Bom Conversion Issues
Original [issue 35](https://code.google.com/p/okapi/issues/detail?id=35) created by @fliden on 2009-03-24T00:16:02.000Z:
- When removing the bom from UTF-32 big endian "00 00 FE FF" is removed but when removing the bom from UTF-32 little endian only the "FF FE" part of "FF FE 00 00" is removed. I'm guessing the remaining "00 00" should be removed as well.
- Fyi, auto detection of UTF-32 does not work when adding a bom.
- Auto detection of UTF-16 works when the first character occupies only 8 of the 16 bits. "Hello" is auto detected as utf-16 but not "앙영".
- When adding bom and UTF-16 is auto detected FE FF gets added to LE files and FF FE gets added to BE files. It should be the opposite.
Comments (2)
-
Account Deleted -
Account Deleted - changed status to resolved
Comment [2.](https://code.google.com/p/okapi/issues/detail?id=35#c2) originally posted by @ysavourel on 2009-03-24T02:56:36.000Z:
- All references to UTF-32 have been removed.
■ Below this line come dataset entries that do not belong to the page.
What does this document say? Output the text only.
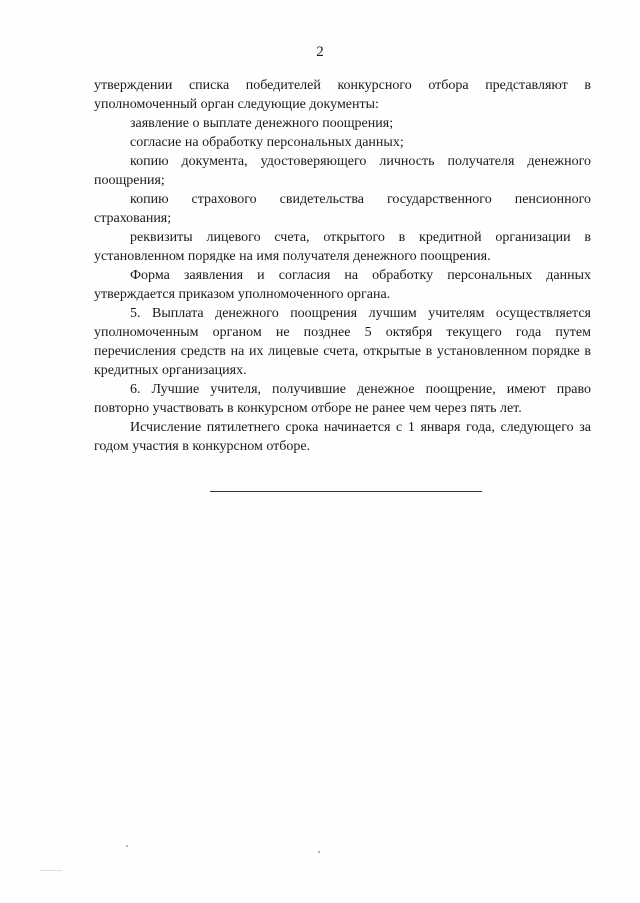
2

утверждении списка победителей конкурсного отбора представляют в уполномоченный орган следующие документы:

заявление о выплате денежного поощрения;

согласие на обработку персональных данных;

копию документа, удостоверяющего личность получателя денежного поощрения;

копию страхового свидетельства государственного пенсионного страхования;

реквизиты лицевого счета, открытого в кредитной организации в установленном порядке на имя получателя денежного поощрения.

Форма заявления и согласия на обработку персональных данных утверждается приказом уполномоченного органа.

5. Выплата денежного поощрения лучшим учителям осуществляется уполномоченным органом не позднее 5 октября текущего года путем перечисления средств на их лицевые счета, открытые в установленном порядке в кредитных организациях.

6. Лучшие учителя, получившие денежное поощрение, имеют право повторно участвовать в конкурсном отборе не ранее чем через пять лет.

Исчисление пятилетнего срока начинается с 1 января года, следующего за годом участия в конкурсном отборе.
UTF-32 is not supported.
- Because auto-detection is too unreliable, the user must specify the encoding of the file for the Add BOM feature.
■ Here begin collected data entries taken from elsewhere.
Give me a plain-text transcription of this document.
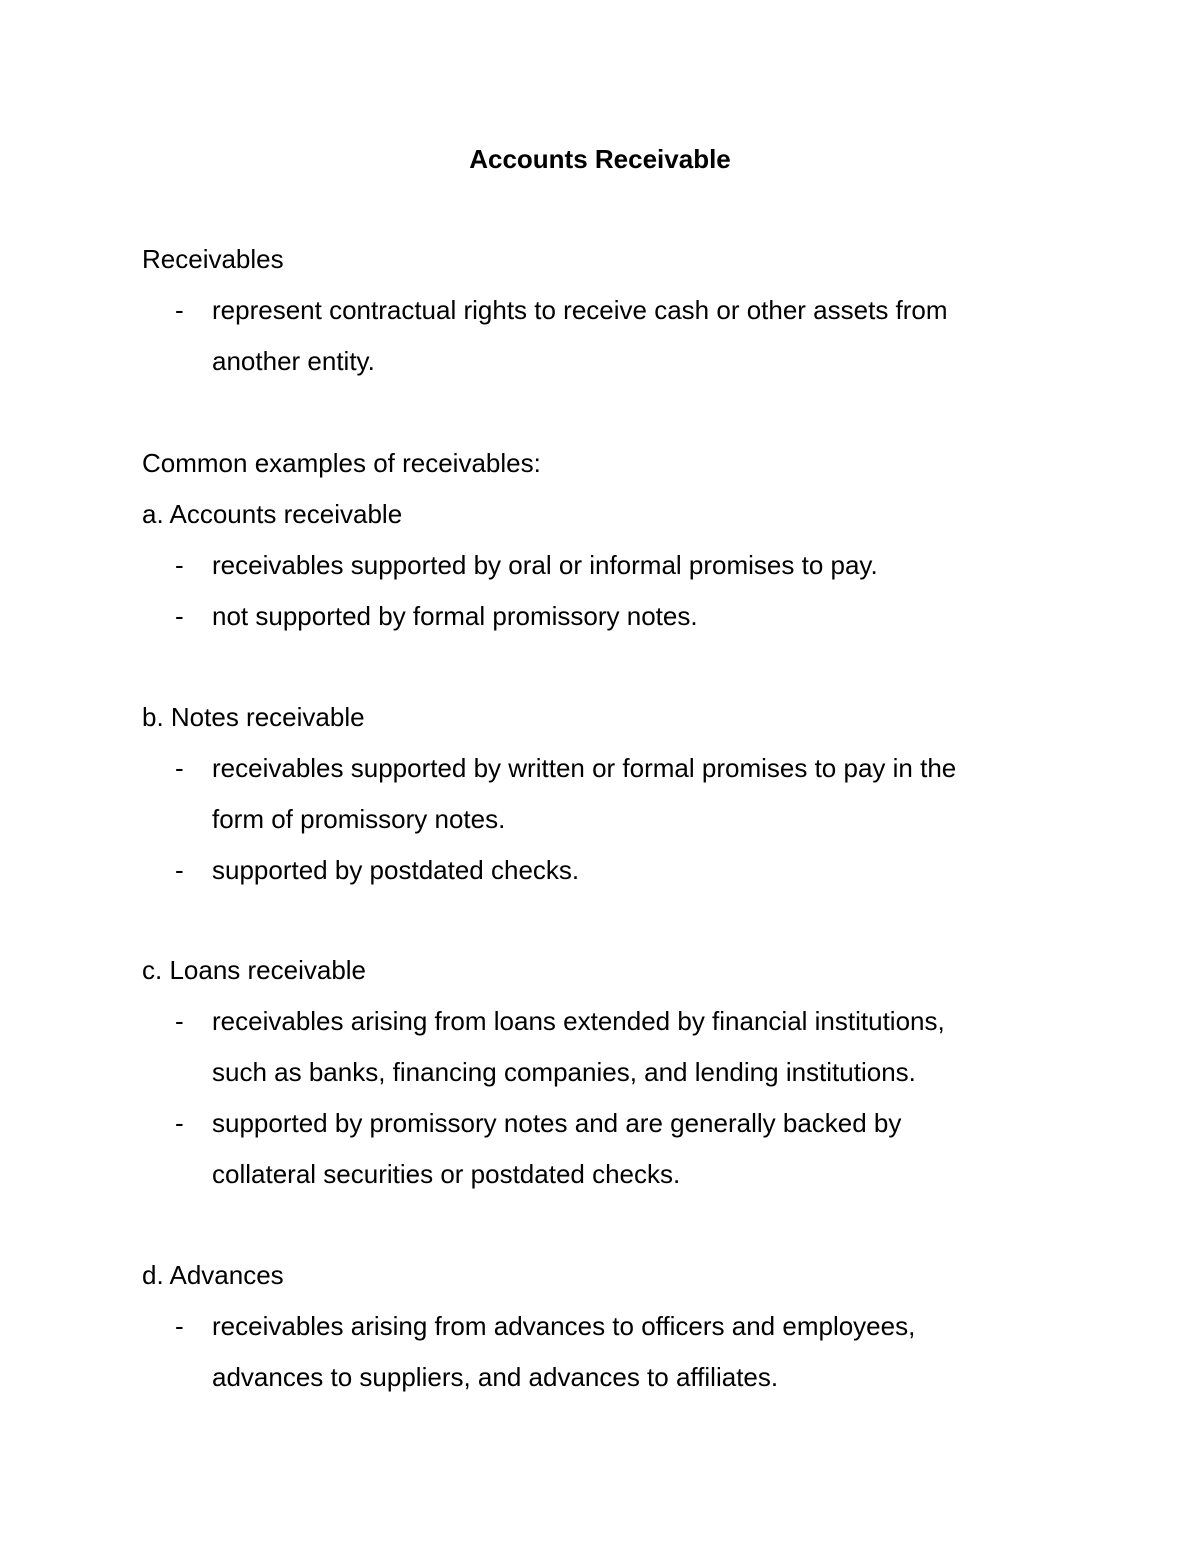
Accounts Receivable
Receivables
- represent contractual rights to receive cash or other assets from
another entity.
Common examples of receivables:
a. Accounts receivable
- receivables supported by oral or informal promises to pay.
- not supported by formal promissory notes.
b. Notes receivable
- receivables supported by written or formal promises to pay in the
form of promissory notes.
- supported by postdated checks.
c. Loans receivable
- receivables arising from loans extended by financial institutions,
such as banks, financing companies, and lending institutions.
- supported by promissory notes and are generally backed by
collateral securities or postdated checks.
d. Advances
- receivables arising from advances to officers and employees,
advances to suppliers, and advances to affiliates.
When adding bom and UTF-16 is auto detected FE FF gets added to LE files and FF FE gets added to BE files. It should be the opposite.
This bug has been fixed.
- Log in to comment
Comment [1.](https://code.google.com/p/okapi/issues/detail?id=35#c1) originally posted by @fliden on 2009-03-24T00:24:25.000Z:
Btw, is it possible to have some warning if the encoding cannot be auto detected? Or should we fall back on the a user specified output encoding? When adding the utf-8 bom to a utf-16 files the content looks corrupted regardless which encoding you chose to view it as and the bom would need to be removed to "recover" the file.